The management and initial large stockholders of a publicly-traded company are forbidden to sell their shares immediately following an IPO.
The law usually does not oblige businesses that want to go public to follow a lock-up period. The lock-up period is normally something that the company and/or the investment banks underwriting the IPO request. The purpose is to prevent excessive volatility and allow the market to find the stock’s true value.
How Long is a Lock-up Period?
The lock-up period is usually 90–180 days, depending on the company. Although lockups used to be fairly simple – typically lasting 180 days – they are gradually becoming more complex.
Investors and employees usually want lockups that are shorter so that they can cash out earlier. Underwriting banks often want lockups that are longer to prevent insiders from dropping the share price. The company is usually somewhere in the middle. They want to ensure that the investors are happy but do not want it to seem like insiders lack faith in the stock.
What is the Purpose of an IPO Lock-up Period?
A company usually brings in more money when the price and demand for the stock are up. When a private entity goes public, many key employees usually want to cash in their stock as quickly as possible. The main purpose of an IPO lock-up period is to prevent flooding of the market with too many shares, which will lower the stock’s price.
The lock-up period is also important because large stock sales by people close to the company may give the impression of a lack of confidence in its prospects.
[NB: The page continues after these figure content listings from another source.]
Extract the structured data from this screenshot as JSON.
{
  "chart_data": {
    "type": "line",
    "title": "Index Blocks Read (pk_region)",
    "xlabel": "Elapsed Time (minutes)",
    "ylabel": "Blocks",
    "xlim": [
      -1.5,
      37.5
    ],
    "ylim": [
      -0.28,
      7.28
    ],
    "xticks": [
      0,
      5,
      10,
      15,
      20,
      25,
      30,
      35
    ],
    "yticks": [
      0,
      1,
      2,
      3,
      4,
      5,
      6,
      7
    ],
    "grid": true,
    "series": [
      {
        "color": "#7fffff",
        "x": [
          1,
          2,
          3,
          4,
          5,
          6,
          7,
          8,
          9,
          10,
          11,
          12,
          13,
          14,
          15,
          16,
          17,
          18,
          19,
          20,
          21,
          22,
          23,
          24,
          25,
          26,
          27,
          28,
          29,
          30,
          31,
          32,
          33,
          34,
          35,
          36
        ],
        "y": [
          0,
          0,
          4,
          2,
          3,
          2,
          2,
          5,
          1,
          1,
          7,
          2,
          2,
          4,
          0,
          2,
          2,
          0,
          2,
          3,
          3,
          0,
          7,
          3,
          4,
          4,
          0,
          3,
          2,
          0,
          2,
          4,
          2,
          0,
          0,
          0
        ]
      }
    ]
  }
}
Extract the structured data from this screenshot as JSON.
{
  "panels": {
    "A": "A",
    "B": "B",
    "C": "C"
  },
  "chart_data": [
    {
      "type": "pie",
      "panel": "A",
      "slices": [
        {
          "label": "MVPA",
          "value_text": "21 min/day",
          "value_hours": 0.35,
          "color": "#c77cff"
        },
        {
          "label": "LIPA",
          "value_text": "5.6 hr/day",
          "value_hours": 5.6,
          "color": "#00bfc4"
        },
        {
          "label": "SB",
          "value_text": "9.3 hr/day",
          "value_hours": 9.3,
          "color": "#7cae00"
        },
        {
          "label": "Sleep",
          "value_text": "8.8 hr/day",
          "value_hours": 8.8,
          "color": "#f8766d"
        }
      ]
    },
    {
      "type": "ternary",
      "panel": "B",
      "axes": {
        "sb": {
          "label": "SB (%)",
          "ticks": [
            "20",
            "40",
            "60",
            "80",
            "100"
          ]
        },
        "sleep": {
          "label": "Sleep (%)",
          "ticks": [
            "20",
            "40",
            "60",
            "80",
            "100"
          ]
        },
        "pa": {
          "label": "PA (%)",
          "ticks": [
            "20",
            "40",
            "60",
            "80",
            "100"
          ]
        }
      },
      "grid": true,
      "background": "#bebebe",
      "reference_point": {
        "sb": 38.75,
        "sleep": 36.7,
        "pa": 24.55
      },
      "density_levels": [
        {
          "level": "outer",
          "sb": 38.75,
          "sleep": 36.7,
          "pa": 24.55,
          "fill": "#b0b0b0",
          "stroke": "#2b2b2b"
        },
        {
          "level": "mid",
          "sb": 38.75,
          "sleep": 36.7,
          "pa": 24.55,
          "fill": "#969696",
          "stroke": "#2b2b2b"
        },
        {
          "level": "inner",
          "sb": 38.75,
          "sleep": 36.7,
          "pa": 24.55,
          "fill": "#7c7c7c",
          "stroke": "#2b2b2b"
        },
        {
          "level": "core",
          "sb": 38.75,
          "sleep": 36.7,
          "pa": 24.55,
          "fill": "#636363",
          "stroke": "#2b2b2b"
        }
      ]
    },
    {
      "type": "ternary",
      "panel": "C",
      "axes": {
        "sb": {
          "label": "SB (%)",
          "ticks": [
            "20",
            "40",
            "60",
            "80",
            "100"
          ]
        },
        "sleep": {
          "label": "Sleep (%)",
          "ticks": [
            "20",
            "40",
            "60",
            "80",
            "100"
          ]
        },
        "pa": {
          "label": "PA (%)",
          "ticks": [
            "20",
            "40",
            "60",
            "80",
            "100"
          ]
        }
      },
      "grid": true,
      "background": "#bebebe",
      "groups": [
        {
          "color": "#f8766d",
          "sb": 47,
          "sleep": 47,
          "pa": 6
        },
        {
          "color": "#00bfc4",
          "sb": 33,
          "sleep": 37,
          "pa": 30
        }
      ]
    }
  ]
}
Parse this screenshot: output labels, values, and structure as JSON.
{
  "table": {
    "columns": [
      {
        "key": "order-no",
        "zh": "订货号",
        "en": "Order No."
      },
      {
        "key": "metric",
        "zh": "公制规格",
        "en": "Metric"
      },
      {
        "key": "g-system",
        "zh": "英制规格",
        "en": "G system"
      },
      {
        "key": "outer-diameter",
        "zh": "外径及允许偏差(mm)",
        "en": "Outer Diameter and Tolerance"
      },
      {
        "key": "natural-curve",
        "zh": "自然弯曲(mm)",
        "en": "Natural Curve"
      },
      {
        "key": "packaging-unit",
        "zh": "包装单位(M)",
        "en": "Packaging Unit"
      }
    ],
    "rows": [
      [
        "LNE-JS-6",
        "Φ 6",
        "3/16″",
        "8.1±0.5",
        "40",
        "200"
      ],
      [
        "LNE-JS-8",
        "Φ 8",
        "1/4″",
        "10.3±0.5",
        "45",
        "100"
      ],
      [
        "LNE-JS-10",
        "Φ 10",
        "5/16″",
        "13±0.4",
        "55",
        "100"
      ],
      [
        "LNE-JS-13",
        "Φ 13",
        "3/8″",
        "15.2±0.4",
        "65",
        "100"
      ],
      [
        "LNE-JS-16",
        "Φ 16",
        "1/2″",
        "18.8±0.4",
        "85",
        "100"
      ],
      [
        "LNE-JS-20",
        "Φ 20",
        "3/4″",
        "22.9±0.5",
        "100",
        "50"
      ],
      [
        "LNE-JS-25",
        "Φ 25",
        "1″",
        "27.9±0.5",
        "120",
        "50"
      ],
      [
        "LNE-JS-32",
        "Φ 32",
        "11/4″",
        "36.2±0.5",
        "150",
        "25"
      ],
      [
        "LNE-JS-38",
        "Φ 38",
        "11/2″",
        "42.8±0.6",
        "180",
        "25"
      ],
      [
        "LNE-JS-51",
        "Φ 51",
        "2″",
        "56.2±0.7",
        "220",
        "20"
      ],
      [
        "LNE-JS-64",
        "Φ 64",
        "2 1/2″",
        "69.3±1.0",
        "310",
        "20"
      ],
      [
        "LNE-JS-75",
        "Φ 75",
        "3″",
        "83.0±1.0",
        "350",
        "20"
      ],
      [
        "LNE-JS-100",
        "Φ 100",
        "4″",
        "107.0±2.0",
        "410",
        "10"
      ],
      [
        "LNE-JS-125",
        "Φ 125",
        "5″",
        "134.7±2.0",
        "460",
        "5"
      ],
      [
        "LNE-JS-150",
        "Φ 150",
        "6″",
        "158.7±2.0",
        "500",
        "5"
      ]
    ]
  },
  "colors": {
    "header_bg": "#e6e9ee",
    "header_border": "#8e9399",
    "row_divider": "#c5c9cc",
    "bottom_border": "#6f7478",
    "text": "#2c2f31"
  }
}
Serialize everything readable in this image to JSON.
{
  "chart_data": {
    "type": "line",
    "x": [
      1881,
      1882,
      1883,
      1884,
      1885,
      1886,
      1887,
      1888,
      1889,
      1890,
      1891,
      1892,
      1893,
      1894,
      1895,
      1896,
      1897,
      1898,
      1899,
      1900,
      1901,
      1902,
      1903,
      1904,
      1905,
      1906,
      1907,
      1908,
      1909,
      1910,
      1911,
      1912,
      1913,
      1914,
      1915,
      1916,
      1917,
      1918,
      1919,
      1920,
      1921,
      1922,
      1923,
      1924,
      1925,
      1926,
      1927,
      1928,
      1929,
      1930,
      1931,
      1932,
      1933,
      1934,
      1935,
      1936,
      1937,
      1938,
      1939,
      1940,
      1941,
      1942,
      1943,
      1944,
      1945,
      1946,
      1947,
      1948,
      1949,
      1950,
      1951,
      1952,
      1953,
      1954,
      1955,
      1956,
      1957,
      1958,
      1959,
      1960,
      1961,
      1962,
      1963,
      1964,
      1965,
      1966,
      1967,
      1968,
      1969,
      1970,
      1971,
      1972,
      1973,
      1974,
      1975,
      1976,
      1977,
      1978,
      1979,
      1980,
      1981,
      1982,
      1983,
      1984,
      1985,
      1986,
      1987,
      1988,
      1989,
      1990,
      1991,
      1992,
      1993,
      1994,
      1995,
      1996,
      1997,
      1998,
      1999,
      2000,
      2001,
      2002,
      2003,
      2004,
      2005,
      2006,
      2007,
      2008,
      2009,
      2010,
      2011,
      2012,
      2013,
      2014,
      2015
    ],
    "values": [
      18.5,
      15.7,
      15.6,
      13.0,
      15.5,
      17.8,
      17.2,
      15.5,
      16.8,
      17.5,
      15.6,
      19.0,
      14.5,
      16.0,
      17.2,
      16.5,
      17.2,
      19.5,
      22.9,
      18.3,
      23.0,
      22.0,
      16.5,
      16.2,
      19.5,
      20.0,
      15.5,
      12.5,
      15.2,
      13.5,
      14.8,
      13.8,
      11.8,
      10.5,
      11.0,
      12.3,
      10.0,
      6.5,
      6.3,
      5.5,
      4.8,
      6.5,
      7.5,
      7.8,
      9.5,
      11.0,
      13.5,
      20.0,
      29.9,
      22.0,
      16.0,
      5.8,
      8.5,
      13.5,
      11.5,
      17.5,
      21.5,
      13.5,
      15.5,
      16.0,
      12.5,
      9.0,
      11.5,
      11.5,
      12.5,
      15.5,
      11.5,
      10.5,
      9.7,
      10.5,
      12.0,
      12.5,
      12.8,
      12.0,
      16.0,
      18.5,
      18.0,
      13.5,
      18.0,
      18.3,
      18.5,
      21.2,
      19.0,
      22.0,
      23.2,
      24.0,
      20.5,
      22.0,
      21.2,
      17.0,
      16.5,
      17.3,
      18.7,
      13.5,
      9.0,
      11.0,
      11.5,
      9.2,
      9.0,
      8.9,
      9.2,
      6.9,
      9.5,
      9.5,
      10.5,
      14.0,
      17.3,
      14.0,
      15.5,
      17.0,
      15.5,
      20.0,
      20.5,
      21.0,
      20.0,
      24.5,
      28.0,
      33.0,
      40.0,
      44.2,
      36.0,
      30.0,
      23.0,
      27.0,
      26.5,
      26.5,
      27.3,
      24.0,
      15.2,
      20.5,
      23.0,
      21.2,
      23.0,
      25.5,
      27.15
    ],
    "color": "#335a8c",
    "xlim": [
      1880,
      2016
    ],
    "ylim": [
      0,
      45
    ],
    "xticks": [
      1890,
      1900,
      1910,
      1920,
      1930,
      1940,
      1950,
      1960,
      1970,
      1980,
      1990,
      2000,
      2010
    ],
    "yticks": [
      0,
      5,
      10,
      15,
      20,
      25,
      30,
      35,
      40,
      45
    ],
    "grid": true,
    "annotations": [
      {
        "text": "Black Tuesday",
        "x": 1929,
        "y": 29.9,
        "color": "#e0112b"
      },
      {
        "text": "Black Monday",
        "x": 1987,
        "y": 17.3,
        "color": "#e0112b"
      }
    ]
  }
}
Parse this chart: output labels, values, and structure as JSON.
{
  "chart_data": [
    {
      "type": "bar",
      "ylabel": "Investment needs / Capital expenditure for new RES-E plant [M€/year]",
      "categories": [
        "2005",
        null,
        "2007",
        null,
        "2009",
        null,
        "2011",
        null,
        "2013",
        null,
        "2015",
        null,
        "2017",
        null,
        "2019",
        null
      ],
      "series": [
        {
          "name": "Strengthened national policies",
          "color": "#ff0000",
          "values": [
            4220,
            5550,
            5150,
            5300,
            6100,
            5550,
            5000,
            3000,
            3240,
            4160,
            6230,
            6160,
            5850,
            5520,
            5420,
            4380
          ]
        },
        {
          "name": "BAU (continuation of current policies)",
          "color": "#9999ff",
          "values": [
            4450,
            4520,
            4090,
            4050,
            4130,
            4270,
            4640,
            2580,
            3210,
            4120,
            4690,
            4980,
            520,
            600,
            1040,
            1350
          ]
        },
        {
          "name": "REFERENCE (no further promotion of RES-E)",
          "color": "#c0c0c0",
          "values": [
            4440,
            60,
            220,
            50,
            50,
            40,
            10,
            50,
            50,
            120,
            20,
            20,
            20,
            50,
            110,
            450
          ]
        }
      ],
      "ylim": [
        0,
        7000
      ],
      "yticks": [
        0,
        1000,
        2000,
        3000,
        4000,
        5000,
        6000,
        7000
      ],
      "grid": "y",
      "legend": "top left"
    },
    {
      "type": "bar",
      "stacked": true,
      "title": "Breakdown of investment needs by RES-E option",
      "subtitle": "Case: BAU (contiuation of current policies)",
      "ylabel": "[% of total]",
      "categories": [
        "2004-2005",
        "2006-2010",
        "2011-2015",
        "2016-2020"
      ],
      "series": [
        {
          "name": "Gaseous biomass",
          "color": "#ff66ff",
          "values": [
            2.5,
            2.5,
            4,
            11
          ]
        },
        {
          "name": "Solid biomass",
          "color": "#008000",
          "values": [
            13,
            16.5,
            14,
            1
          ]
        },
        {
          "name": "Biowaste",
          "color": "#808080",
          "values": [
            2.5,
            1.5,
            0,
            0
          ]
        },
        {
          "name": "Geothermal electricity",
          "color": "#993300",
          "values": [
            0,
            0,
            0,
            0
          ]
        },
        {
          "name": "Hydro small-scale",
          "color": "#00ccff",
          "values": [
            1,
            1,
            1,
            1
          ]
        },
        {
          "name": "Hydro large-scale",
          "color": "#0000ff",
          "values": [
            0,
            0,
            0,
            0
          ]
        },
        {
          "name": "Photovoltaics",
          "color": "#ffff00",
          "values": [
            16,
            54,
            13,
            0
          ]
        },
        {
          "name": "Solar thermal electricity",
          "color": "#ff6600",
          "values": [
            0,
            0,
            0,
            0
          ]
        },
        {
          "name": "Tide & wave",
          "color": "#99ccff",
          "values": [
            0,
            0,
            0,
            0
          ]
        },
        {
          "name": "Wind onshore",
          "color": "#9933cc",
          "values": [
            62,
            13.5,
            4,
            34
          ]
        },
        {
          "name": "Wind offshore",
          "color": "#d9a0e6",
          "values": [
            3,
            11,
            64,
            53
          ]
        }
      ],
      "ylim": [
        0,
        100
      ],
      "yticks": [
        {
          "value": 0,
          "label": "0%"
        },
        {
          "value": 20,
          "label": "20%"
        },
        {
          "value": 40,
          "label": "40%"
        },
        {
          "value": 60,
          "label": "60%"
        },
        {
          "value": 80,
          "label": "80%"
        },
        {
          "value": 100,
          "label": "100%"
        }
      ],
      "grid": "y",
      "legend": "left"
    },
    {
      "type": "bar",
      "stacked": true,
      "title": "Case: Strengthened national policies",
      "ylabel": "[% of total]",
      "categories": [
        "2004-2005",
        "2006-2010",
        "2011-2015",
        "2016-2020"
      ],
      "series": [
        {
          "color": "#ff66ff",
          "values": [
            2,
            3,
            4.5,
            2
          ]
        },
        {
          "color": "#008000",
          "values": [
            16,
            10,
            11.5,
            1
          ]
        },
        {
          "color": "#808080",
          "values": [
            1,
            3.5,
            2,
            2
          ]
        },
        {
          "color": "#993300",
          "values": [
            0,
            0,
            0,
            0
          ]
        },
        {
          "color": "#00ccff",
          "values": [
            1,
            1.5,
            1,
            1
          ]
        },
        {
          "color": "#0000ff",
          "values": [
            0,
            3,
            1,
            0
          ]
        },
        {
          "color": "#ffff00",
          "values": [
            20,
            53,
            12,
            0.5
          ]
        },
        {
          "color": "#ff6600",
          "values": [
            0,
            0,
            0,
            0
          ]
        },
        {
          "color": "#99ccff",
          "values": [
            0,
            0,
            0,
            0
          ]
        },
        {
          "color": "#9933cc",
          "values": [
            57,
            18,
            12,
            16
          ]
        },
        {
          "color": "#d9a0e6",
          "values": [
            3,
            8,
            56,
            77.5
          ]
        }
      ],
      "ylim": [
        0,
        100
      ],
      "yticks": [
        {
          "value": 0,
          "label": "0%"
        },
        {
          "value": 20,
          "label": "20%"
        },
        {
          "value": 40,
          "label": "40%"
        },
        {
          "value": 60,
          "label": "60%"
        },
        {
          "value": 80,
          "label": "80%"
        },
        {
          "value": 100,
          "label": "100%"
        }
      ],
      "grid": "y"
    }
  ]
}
It is common for the stock price of a company to go down permanently after the end of the lock-up period.
At times, corporate insiders can’t sell their shares even after the expiry of the lock-up period because they possess substantial, nonpublic information and, therefore, a sale would be considered as insider trading. A similar scenario may occur, for instance, if the expiry of the lock-up corresponded with earnings season.
An IPO lock-up period is a contractual constraint that inhibits business insiders holding stock before the company goes public from selling their stock for a period. Such Insiders may include company owners, founders, employees, managers and venture capitalists.
The purpose of lockups is to stop corporate insiders from hastily liquidating assets after the company’s IPO. It helps ensure that the stock price will not decline from a sudden flood of selling.
The lock-up period for freshly issued public shares helps stabilize the price of the stock on entering the market. When corporate insiders sell their shares in the company to the public, it may appear that the company is not worth investing in.